What’s unique about your teaching style?
It’s been said that stylists can go to a class of mine and always walk away with a learning experience and information immediately applicable for behind the chair, so I’m kind of like the hairstylist’s hairstylist. My teaching style is learner-focused. By understanding that questioning skills are life’s greatest resource, I listen to what the learner needs, keeping it interactive and understanding that the voice and body speak louder than words. There is simplicity is today’s brilliance; I love taking complex concepts and breaking them down into understandable, actionable steps. I do love taking an innovative approach, simplifying a concept so it can be understood. If the learner understands the “why,” it makes the “how” so much easier.
What is your educational focus for the next few months?
I want to awaken the fundamentals of hybrid cutting. Hybrid cutting is incorporating discipline with compressed cutting—working smaller sections in some areas and larger sections in others. We’ve had a lot of focus on texture, and we’re now heading in the direction of precision but not letting go of innovative ways of layering hair. We’re discovering new ways of cutting layers from short to long. Layers are getting longer and growing out, so maintaining shape will be important in months to come.
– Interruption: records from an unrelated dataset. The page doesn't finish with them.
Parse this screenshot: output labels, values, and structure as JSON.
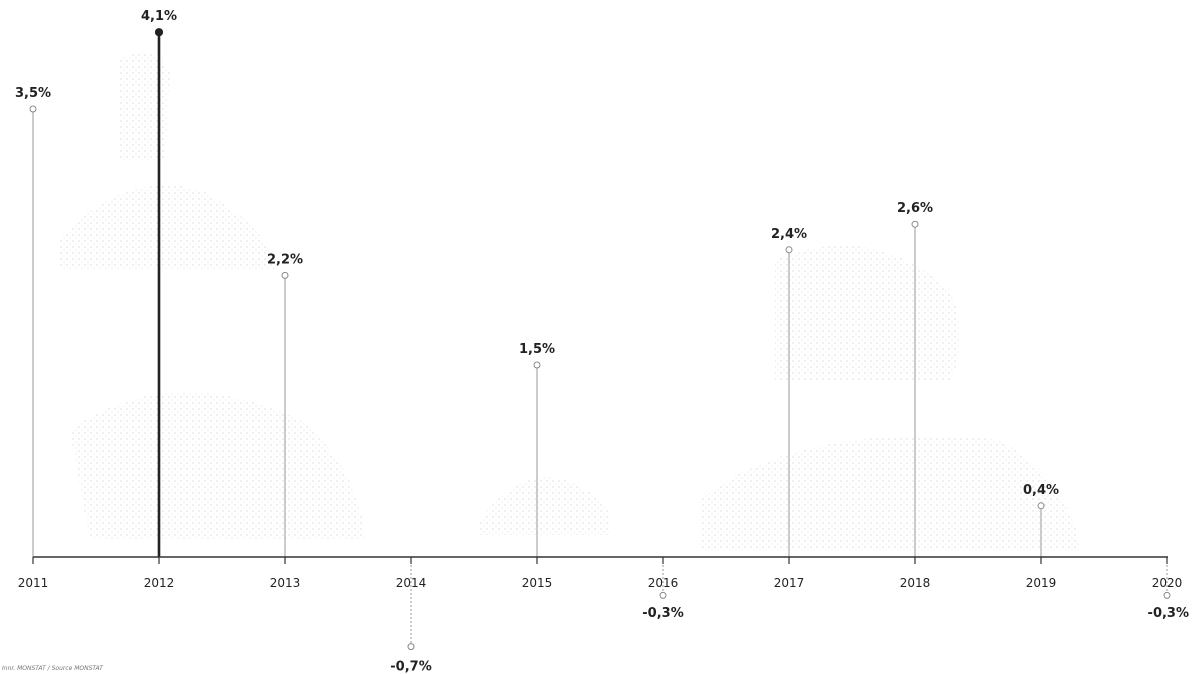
{
  "chart_data": {
    "type": "lollipop",
    "x": [
      "2011",
      "2012",
      "2013",
      "2014",
      "2015",
      "2016",
      "2017",
      "2018",
      "2019",
      "2020"
    ],
    "values": [
      3.5,
      4.1,
      2.2,
      -0.7,
      1.5,
      -0.3,
      2.4,
      2.6,
      0.4,
      -0.3
    ],
    "labels": [
      "3,5%",
      "4,1%",
      "2,2%",
      "-0,7%",
      "1,5%",
      "-0,3%",
      "2,4%",
      "2,6%",
      "0,4%",
      "-0,3%"
    ],
    "highlight_index": 1,
    "grid": false,
    "legend": "none"
  },
  "source_note": "Innr. MONSTAT / Source MONSTAT"
}
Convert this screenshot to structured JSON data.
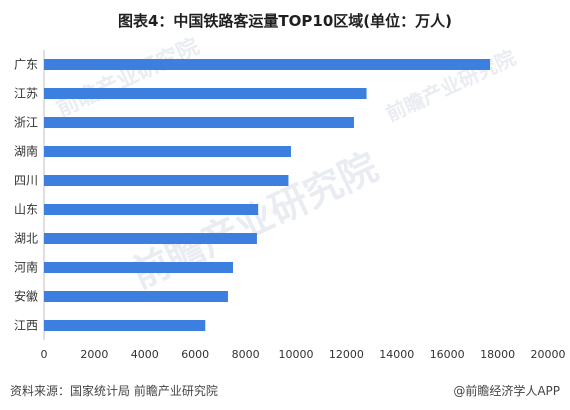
{
  "title": "图表4：中国铁路客运量TOP10区域(单位：万人)",
  "footer": {
    "source": "资料来源：国家统计局 前瞻产业研究院",
    "brand": "@前瞻经济学人APP"
  },
  "watermarks": [
    "前瞻产业研究院",
    "前瞻产业研究院",
    "前瞻产业研究院"
  ],
  "colors": {
    "bar": "#3d7fde",
    "axis": "#bfbfbf",
    "text": "#333333"
  },
  "chart_data": {
    "type": "bar",
    "orientation": "horizontal",
    "categories": [
      "广东",
      "江苏",
      "浙江",
      "湖南",
      "四川",
      "山东",
      "湖北",
      "河南",
      "安徽",
      "江西"
    ],
    "values": [
      17700,
      12800,
      12300,
      9800,
      9700,
      8500,
      8450,
      7500,
      7300,
      6400
    ],
    "xlim": [
      0,
      20000
    ],
    "xticks": [
      "0",
      "2000",
      "4000",
      "6000",
      "8000",
      "10000",
      "12000",
      "14000",
      "16000",
      "18000",
      "20000"
    ],
    "grid": false
  }
}
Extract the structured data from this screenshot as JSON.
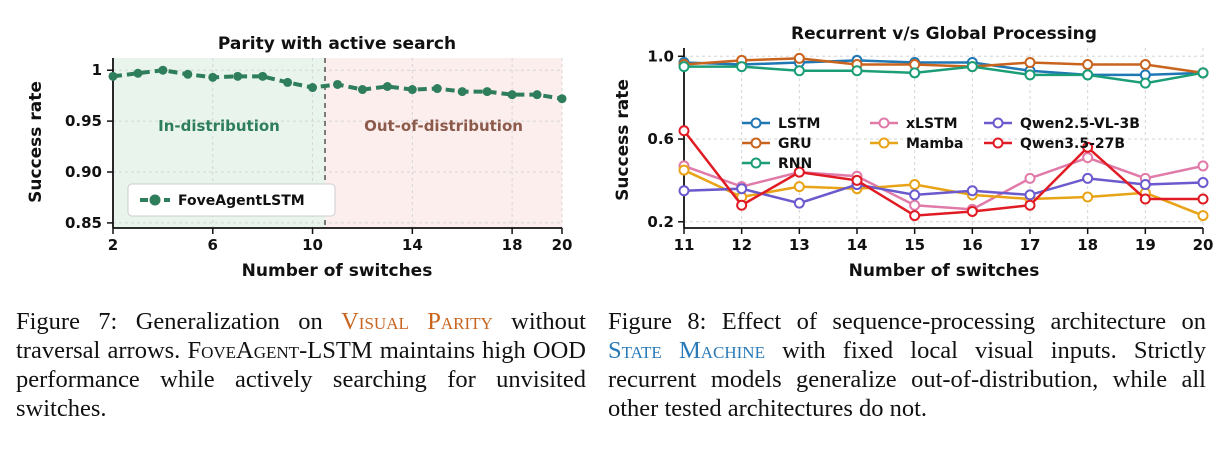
{
  "chart_data": [
    {
      "type": "line",
      "title": "Parity with active search",
      "xlabel": "Number of switches",
      "ylabel": "Success rate",
      "xlim": [
        2,
        20
      ],
      "ylim": [
        0.845,
        1.012
      ],
      "xticks": [
        "2",
        "6",
        "10",
        "14",
        "18",
        "20"
      ],
      "yticks": [
        "1",
        "0.95",
        "0.90",
        "0.85"
      ],
      "divider_x": 10.5,
      "regions": [
        {
          "label": "In-distribution",
          "color": "#2e7d5b"
        },
        {
          "label": "Out-of-distribution",
          "color": "#8b5a4a"
        }
      ],
      "legend_position": "lower-left",
      "grid": true,
      "series": [
        {
          "name": "FoveAgentLSTM",
          "color": "#2e7d5b",
          "x": [
            2,
            3,
            4,
            5,
            6,
            7,
            8,
            9,
            10,
            11,
            12,
            13,
            14,
            15,
            16,
            17,
            18,
            19,
            20
          ],
          "values": [
            0.994,
            0.997,
            1.0,
            0.996,
            0.993,
            0.994,
            0.994,
            0.988,
            0.983,
            0.986,
            0.981,
            0.984,
            0.981,
            0.982,
            0.979,
            0.979,
            0.976,
            0.976,
            0.972
          ]
        }
      ]
    },
    {
      "type": "line",
      "title": "Recurrent v/s Global Processing",
      "xlabel": "Number of switches",
      "ylabel": "Success rate",
      "xlim": [
        11,
        20
      ],
      "ylim": [
        0.17,
        1.04
      ],
      "xticks": [
        "11",
        "12",
        "13",
        "14",
        "15",
        "16",
        "17",
        "18",
        "19",
        "20"
      ],
      "yticks": [
        "1.0",
        "0.6",
        "0.2"
      ],
      "legend_position": "center",
      "grid": true,
      "series": [
        {
          "name": "LSTM",
          "color": "#1f77b4",
          "values": [
            0.97,
            0.96,
            0.97,
            0.98,
            0.97,
            0.97,
            0.93,
            0.91,
            0.91,
            0.92
          ]
        },
        {
          "name": "GRU",
          "color": "#c8641e",
          "values": [
            0.96,
            0.98,
            0.99,
            0.96,
            0.96,
            0.95,
            0.97,
            0.96,
            0.96,
            0.92
          ]
        },
        {
          "name": "RNN",
          "color": "#1b9e77",
          "values": [
            0.95,
            0.95,
            0.93,
            0.93,
            0.92,
            0.95,
            0.91,
            0.91,
            0.87,
            0.92
          ]
        },
        {
          "name": "xLSTM",
          "color": "#e07aa8",
          "values": [
            0.47,
            0.37,
            0.44,
            0.42,
            0.28,
            0.26,
            0.41,
            0.51,
            0.41,
            0.47
          ]
        },
        {
          "name": "Mamba",
          "color": "#e8a317",
          "values": [
            0.45,
            0.32,
            0.37,
            0.36,
            0.38,
            0.33,
            0.31,
            0.32,
            0.34,
            0.23
          ]
        },
        {
          "name": "Qwen2.5-VL-3B",
          "color": "#6a5acd",
          "values": [
            0.35,
            0.36,
            0.29,
            0.38,
            0.33,
            0.35,
            0.33,
            0.41,
            0.38,
            0.39
          ]
        },
        {
          "name": "Qwen3.5-27B",
          "color": "#e01b24",
          "values": [
            0.64,
            0.28,
            0.44,
            0.4,
            0.23,
            0.25,
            0.28,
            0.56,
            0.31,
            0.31
          ]
        }
      ],
      "categories": [
        11,
        12,
        13,
        14,
        15,
        16,
        17,
        18,
        19,
        20
      ]
    }
  ],
  "captions": {
    "fig7": {
      "lead": "Figure 7:  Generalization on ",
      "name": "Visual Parity",
      "name_color": "#c8641e",
      "mid": " without traversal arrows. ",
      "agent": "FoveAgent",
      "rest": "-LSTM maintains high OOD performance while actively searching for unvisited switches."
    },
    "fig8": {
      "lead": "Figure 8: Effect of sequence-processing architecture on ",
      "name": "State Machine",
      "name_color": "#2a7ab8",
      "rest": " with fixed local visual inputs.  Strictly recurrent models generalize out-of-distribution, while all other tested architectures do not."
    }
  }
}
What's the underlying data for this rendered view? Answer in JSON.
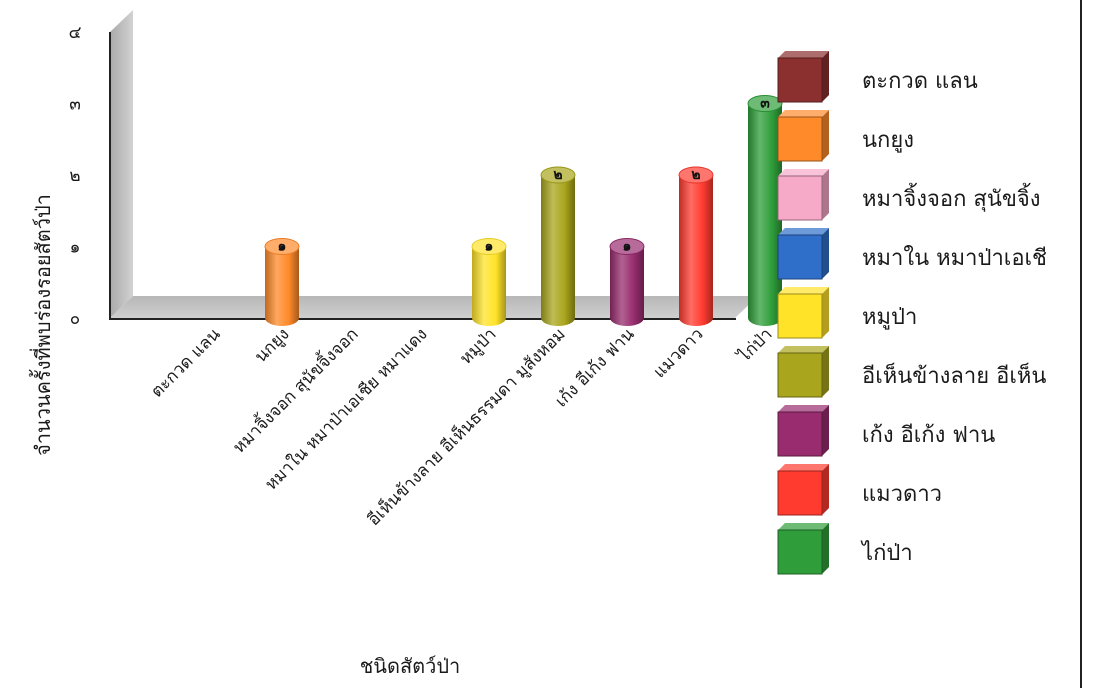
{
  "chart_data": {
    "type": "bar",
    "style": "3d-cylinder",
    "title": "",
    "xlabel": "ชนิดสัตว์ป่า",
    "ylabel": "จำนวนครั้งที่พบร่องรอยสัตว์ป่า",
    "ylim": [
      0,
      4
    ],
    "yticks": [
      0,
      1,
      2,
      3,
      4
    ],
    "ytick_labels": [
      "๐",
      "๑",
      "๒",
      "๓",
      "๔"
    ],
    "categories": [
      "ตะกวด แลน",
      "นกยูง",
      "หมาจิ้งจอก สุนัขจิ้งจอก",
      "หมาใน หมาป่าเอเชีย หมาแดง",
      "หมูป่า",
      "อีเห็นข้างลาย อีเห็นธรรมดา มูสังหอม",
      "เก้ง อีเก้ง ฟาน",
      "แมวดาว",
      "ไก่ป่า"
    ],
    "values": [
      0,
      1,
      0,
      0,
      1,
      2,
      1,
      2,
      3
    ],
    "value_labels": [
      "",
      "๑",
      "",
      "",
      "๑",
      "๒",
      "๑",
      "๒",
      "๓"
    ],
    "colors": [
      "#8b2f2f",
      "#ff8a2a",
      "#f7a9c8",
      "#2f6fc9",
      "#ffe329",
      "#a9a51c",
      "#982c6e",
      "#ff3b30",
      "#2f9e3a"
    ],
    "grid": false,
    "legend": {
      "position": "right",
      "entries": [
        "ตะกวด แลน",
        "นกยูง",
        "หมาจิ้งจอก สุนัขจิ้ง",
        "หมาใน หมาป่าเอเชี",
        "หมูป่า",
        "อีเห็นข้างลาย อีเห็น",
        "เก้ง อีเก้ง ฟาน",
        "แมวดาว",
        "ไก่ป่า"
      ]
    }
  }
}
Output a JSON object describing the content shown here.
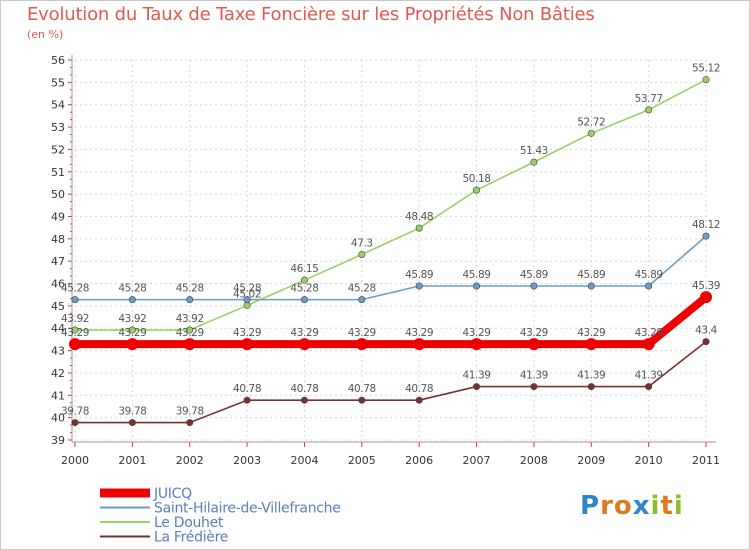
{
  "title": "Evolution du Taux de Taxe Foncière sur les Propriétés Non Bâties",
  "subtitle": "(en %)",
  "logo": {
    "letters": [
      "P",
      "r",
      "o",
      "x",
      "i",
      "t",
      "i"
    ],
    "colors": [
      "#2f86c8",
      "#e07a20",
      "#e07a20",
      "#2f86c8",
      "#8bbf2a",
      "#e07a20",
      "#8bbf2a"
    ]
  },
  "chart_data": {
    "type": "line",
    "title": "Evolution du Taux de Taxe Foncière sur les Propriétés Non Bâties",
    "ylabel": "(en %)",
    "xlabel": "",
    "x": [
      "2000",
      "2001",
      "2002",
      "2003",
      "2004",
      "2005",
      "2006",
      "2007",
      "2008",
      "2009",
      "2010",
      "2011"
    ],
    "ylim": [
      39,
      56
    ],
    "yticks": [
      "39",
      "40",
      "41",
      "42",
      "43",
      "44",
      "45",
      "46",
      "47",
      "48",
      "49",
      "50",
      "51",
      "52",
      "53",
      "54",
      "55",
      "56"
    ],
    "grid": true,
    "legend": "bottom-left",
    "series": [
      {
        "name": "JUICQ",
        "color": "#ee0000",
        "values": [
          43.29,
          43.29,
          43.29,
          43.29,
          43.29,
          43.29,
          43.29,
          43.29,
          43.29,
          43.29,
          43.29,
          45.39
        ],
        "labels": [
          "43.29",
          "43.29",
          "43.29",
          "43.29",
          "43.29",
          "43.29",
          "43.29",
          "43.29",
          "43.29",
          "43.29",
          "43.29",
          "45.39"
        ]
      },
      {
        "name": "Saint-Hilaire-de-Villefranche",
        "color": "#6a9ec8",
        "values": [
          45.28,
          45.28,
          45.28,
          45.28,
          45.28,
          45.28,
          45.89,
          45.89,
          45.89,
          45.89,
          45.89,
          48.12
        ],
        "labels": [
          "45.28",
          "45.28",
          "45.28",
          "45.28",
          "45.28",
          "45.28",
          "45.89",
          "45.89",
          "45.89",
          "45.89",
          "45.89",
          "48.12"
        ]
      },
      {
        "name": "Le Douhet",
        "color": "#9ad068",
        "values": [
          43.92,
          43.92,
          43.92,
          45.02,
          46.15,
          47.3,
          48.48,
          50.18,
          51.43,
          52.72,
          53.77,
          55.12
        ],
        "labels": [
          "43.92",
          "43.92",
          "43.92",
          "45.02",
          "46.15",
          "47.3",
          "48.48",
          "50.18",
          "51.43",
          "52.72",
          "53.77",
          "55.12"
        ]
      },
      {
        "name": "La Frédière",
        "color": "#7a3030",
        "values": [
          39.78,
          39.78,
          39.78,
          40.78,
          40.78,
          40.78,
          40.78,
          41.39,
          41.39,
          41.39,
          41.39,
          43.4
        ],
        "labels": [
          "39.78",
          "39.78",
          "39.78",
          "40.78",
          "40.78",
          "40.78",
          "40.78",
          "41.39",
          "41.39",
          "41.39",
          "41.39",
          "43.4"
        ]
      }
    ]
  }
}
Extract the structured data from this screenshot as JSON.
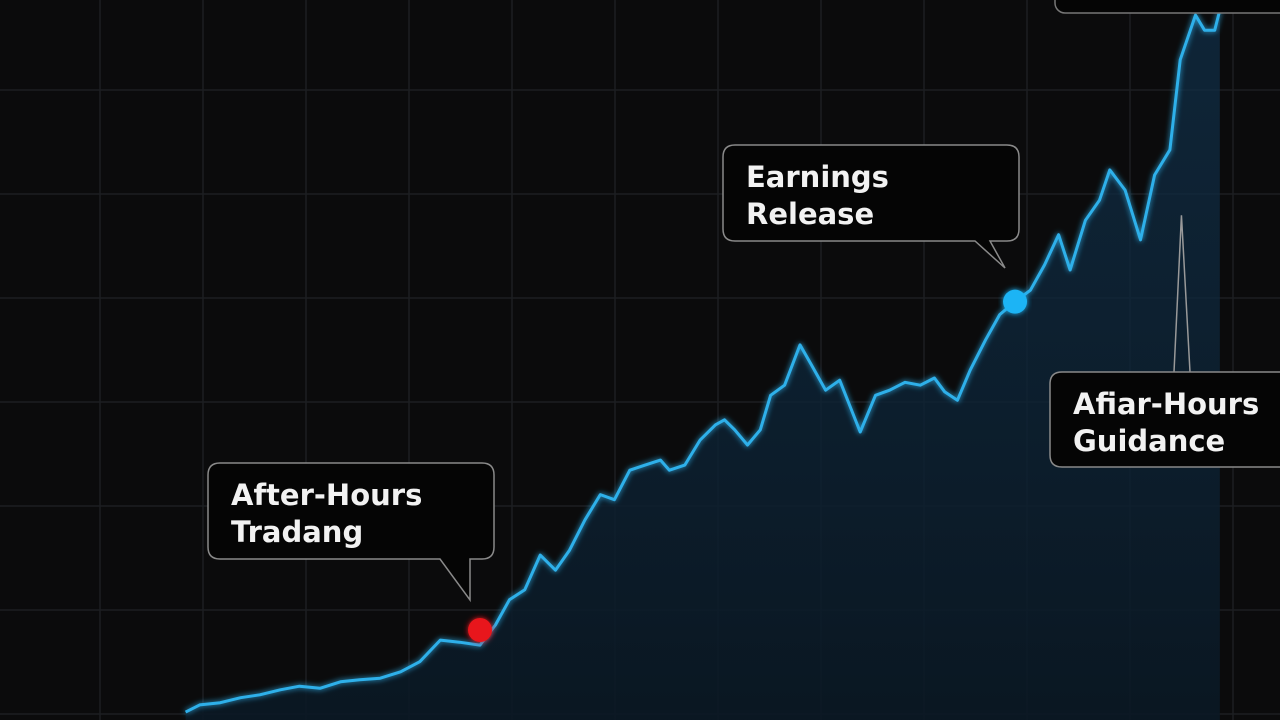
{
  "chart_data": {
    "type": "line",
    "color": "#2fb0ea",
    "grid": true,
    "xlim": [
      0,
      100
    ],
    "ylim": [
      0,
      100
    ],
    "x": [
      14.5,
      15.6,
      17.2,
      18.8,
      20.3,
      21.9,
      23.4,
      25.0,
      26.6,
      28.1,
      29.7,
      31.3,
      32.8,
      34.4,
      35.9,
      37.5,
      38.7,
      39.8,
      41.0,
      42.2,
      43.4,
      44.5,
      45.7,
      46.9,
      48.0,
      49.2,
      50.4,
      51.6,
      52.3,
      53.5,
      54.7,
      55.9,
      56.6,
      57.4,
      58.4,
      59.4,
      60.2,
      61.3,
      62.5,
      63.4,
      64.5,
      65.6,
      67.2,
      68.4,
      69.5,
      70.7,
      71.9,
      73.0,
      73.8,
      74.8,
      75.8,
      77.0,
      78.1,
      79.3,
      80.5,
      81.6,
      82.7,
      83.6,
      84.8,
      85.9,
      86.7,
      87.9,
      89.1,
      90.2,
      91.4,
      92.2,
      93.4,
      94.1,
      94.9,
      95.3
    ],
    "values": [
      1.1,
      2.1,
      2.4,
      3.1,
      3.5,
      4.2,
      4.7,
      4.4,
      5.3,
      5.6,
      5.8,
      6.7,
      8.1,
      11.1,
      10.8,
      10.4,
      13.2,
      16.7,
      18.1,
      22.9,
      20.8,
      23.6,
      27.8,
      31.3,
      30.6,
      34.7,
      35.4,
      36.1,
      34.7,
      35.4,
      38.9,
      41.0,
      41.7,
      40.3,
      38.2,
      40.3,
      45.1,
      46.5,
      52.1,
      49.3,
      45.8,
      47.2,
      40.0,
      45.1,
      45.8,
      46.9,
      46.5,
      47.5,
      45.6,
      44.4,
      48.6,
      52.8,
      56.3,
      58.1,
      59.7,
      63.2,
      67.4,
      62.5,
      69.4,
      72.2,
      76.4,
      73.6,
      66.7,
      75.7,
      79.2,
      91.7,
      97.9,
      95.8,
      95.8,
      98.6
    ],
    "annotations": [
      {
        "lines": [
          "After-Hours",
          "Tradang"
        ],
        "x": 37.5,
        "y": 12.5,
        "marker_color": "#e8131b"
      },
      {
        "lines": [
          "Earnings",
          "Release"
        ],
        "x": 79.3,
        "y": 58.1,
        "marker_color": "#1fb4f5"
      },
      {
        "lines": [
          "Afiar-Hours",
          "Guidance"
        ],
        "x": 92.3,
        "y": 70.1
      }
    ]
  }
}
- Detaching the crown area from the underneath to enhance volume at the crown.
- Undercutting the side and back areas to narrow a shape.
- Cutting short to long layers to maintain length but with volume and movement.
If you were stranded on a deserted island (where beauty and fashion reigned supreme) what would be the one tool you would bring?
Having a pair of shears would be very useful for grooming and any crafting tasks. I could make accessories or carve other survival tools. Imagine an island with a sense of self-care and style with just a pair of scissors!
Tell us something about yourself that we don’t already know.
After graduating beauty school I started to work in a salon, but I discovered I wanted to go back to college and take fashion design courses. I’ve always had a passion for fashion and a love for the art of design. This was another career that fascinated me, as a fashion designer is also able to bring their ideas to life. Having the ability to influence and impact the way people dress and present themselves—to contribute to their self-expression—was interesting to me. But when I got to the sewing part, I lost interest. However, I walked away understanding how to cut fabric on the bias. And guess what? Years later, I’m standing on a stage talking about how to cut layers on the bias!
Share a moment where another educator made an impact on you.
So many educators have impacted my career in numerous ways. I remember attending a show in San Francisco and watching a team by the name of Toni and Guy, and a specific artist, Anthony Mascolo, caught my attention. He was using hair as the fabric to weave stunning hats. That moment fostered a sense of enthusiasm and dedication as Anthony inspired me to see how hairstylists can uplift and empower each other and shape the creativity and the experiences of students, and an audience, in profound ways.